Sara: “In our fast-paced world, where people travel for work, where families are going in different directions more often, where we don’t necessarily live by extended family, many of the rituals and traditions are falling by the wayside. Kids have fewer of these anchor points than they used to back in the day.”
Sara: “There are things that stay the same when lots of other things are changing and it really does give us a sense of structure and stability and addresses our longing for simpler things and things you can count on. I think that’s very important to kids, especially as they’re growing, changing schools, maybe moving homes. Maybe family dynamics are changing, but I can count on tradition.”
Audrey: “People like that security of know that things are as they were. Kids need structure, they need to know when bedtime is, but they equally need the ritual of being tucked in and having someone say prayers with them or say goodnight to them or whatever the tradition is in your family.”
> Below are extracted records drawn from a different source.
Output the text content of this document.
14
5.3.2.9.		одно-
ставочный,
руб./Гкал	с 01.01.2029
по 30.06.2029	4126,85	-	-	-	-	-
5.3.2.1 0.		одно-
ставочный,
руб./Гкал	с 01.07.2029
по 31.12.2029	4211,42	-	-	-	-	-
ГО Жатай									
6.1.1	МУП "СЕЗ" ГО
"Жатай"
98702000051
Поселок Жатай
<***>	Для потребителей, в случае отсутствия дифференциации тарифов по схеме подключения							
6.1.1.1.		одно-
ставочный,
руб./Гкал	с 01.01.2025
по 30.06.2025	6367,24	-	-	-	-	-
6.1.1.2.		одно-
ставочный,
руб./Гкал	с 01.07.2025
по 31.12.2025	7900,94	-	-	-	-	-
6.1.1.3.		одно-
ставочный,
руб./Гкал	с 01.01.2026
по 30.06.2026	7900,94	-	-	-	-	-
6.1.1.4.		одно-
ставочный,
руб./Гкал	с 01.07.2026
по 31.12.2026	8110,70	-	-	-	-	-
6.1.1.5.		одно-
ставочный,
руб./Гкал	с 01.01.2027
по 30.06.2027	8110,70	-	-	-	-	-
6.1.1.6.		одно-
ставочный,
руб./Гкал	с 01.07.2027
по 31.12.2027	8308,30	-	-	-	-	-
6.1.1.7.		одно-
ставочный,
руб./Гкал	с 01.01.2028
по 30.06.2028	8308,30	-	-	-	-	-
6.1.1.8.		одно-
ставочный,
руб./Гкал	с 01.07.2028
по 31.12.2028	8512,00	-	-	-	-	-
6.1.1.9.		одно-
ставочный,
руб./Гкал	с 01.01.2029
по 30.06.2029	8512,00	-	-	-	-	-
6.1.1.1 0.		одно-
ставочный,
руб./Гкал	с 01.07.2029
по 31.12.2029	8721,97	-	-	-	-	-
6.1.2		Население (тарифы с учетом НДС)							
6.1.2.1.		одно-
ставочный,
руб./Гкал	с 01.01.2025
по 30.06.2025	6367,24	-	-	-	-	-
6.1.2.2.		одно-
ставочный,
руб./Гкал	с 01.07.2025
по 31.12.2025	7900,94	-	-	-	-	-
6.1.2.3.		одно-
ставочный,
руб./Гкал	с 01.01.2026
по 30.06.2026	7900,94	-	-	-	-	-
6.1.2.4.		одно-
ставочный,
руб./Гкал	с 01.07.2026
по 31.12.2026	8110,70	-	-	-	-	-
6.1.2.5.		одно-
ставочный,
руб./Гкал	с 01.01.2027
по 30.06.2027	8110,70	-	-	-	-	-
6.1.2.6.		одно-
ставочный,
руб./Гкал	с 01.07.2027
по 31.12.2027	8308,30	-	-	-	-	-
Sara: “Children want boundaries. They want a frame around the picture. As they are figuring out how to live life, they really crave discipline. So structure and traditions add to that and it creates a sense of safety and knowing what to expect.”
Audrey: “You almost don’t realize some of the practices that you do or don’t do that are traditions. It is anything that you do that is part of your family’s life. So many of our rituals are communicating our values.”
Sara: “There are a lot of life skills, really practical stuff, that are embedded in traditions that are helpful for our kids. Traditions provide us safe spaces and anchors in an ever-changing world. The more change, the more rituals and traditions we need.”
Audrey: “When things are tumultuous, you just want these touchstones of things that are still going to happen, that you can depend on still being there, regardless of what else has changed.”
Sara: “I urge you to look back and think about the rituals built into your family. What are the memories that came out of that? What glue to bond a family and help you get through some of the bumpy times.”
Audrey: “Sometimes when you’re in it, you don’t realize that those are traditions. If there’s something that you do as a family that’s really fun or memorable, why not repeat it each year?”
Sara: “As you think of the traditions in your own family, sometimes it feels like a lot of pressure. The big things are awesome but sometimes it’s just the daily flow of life things that provide even more anchoring.”
Audrey: “Returning to camp itself, or to the vacation places where your family likes to go, year after year, will help to bring calm back to the storm of life.”
Audrey: “Rituals and traditions are just something that can be going on all year, every day or every weekend or whatever, Friday night, movie night, a Saturday morning hike — it could be anything.”